I am not entirely sure how. I think you could work it through. Basically, propagation of error is the total derivative of your fit equation, with covariances, example. When you do your fit routine, with what ever method is appropriate to your problem, just get make sure to use one that gives you the standard deviations of all of the parameters. Then you can solve for any combination of parameters' variances that you want to. I did that adaptively in the Appendix section of this paper. That is, I not only solved the error propagation for my parameter of interest, but I optimized for it.
For your problem, for the total error of each of the dependent variables, you have a contribution from each of the error propagation terms. Now the added confusion of using a "population model," depends on exactly how you obtain it, and after that I am lost in what you are doing, exactly. However, I do not think that it changes the rules for error propagation, just what the errors themselves are.

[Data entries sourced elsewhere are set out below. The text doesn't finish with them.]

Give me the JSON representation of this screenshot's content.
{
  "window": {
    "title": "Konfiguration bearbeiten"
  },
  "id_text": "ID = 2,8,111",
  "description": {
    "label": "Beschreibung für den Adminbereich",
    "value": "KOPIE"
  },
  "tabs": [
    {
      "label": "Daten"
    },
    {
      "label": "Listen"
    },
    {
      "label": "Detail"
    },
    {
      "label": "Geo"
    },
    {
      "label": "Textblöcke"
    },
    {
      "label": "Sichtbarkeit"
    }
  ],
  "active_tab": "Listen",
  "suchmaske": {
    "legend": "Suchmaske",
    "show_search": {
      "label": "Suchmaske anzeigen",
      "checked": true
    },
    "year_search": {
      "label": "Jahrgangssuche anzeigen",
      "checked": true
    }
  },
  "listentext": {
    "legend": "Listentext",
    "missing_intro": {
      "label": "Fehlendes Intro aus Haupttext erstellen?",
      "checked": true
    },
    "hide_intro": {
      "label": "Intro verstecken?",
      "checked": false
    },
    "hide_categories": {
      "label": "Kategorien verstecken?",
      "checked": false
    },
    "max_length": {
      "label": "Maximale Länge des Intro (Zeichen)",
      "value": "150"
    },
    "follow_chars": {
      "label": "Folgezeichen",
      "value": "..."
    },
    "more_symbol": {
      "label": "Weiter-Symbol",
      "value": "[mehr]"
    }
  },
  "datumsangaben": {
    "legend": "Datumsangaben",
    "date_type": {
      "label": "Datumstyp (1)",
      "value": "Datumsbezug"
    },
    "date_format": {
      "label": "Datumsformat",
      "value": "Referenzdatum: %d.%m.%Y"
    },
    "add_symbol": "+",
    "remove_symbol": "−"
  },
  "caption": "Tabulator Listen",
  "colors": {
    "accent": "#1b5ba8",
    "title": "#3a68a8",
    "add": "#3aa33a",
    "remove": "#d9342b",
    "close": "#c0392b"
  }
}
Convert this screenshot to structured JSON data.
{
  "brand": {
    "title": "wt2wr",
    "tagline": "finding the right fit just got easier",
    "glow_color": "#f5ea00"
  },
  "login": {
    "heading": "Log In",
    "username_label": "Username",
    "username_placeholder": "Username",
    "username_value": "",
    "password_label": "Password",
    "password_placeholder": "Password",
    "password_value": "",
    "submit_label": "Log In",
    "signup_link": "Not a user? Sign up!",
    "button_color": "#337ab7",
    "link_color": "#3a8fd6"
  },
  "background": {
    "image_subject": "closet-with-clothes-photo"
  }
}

I am going to take a guess as to what an average model is, and mention that if that means that we fit models separately, then average the results, that one might start with a mixture model, and fit that, as following that one might get a better fit, and, then calculation of $R^2$ is routine. For example, $s (p b_1 e^{-b_1 t} +(1-p) b_2 e^{-b_2 t})$ is a mixture model scaled by $s$ times a unit CDF($\infty$) consisting of the sum of two independent exponential distributions, that is one of the most commonly used pharamcokinetic models. If you are doing autocorrelation or some other averaging, please let me know and I will change my suggestion to match it, if I can.
Another possibility is to noise reduce the data using adaptive B-splines or locally adaptive Pixon. What should be done depends on what the purpose of obtaining an average is.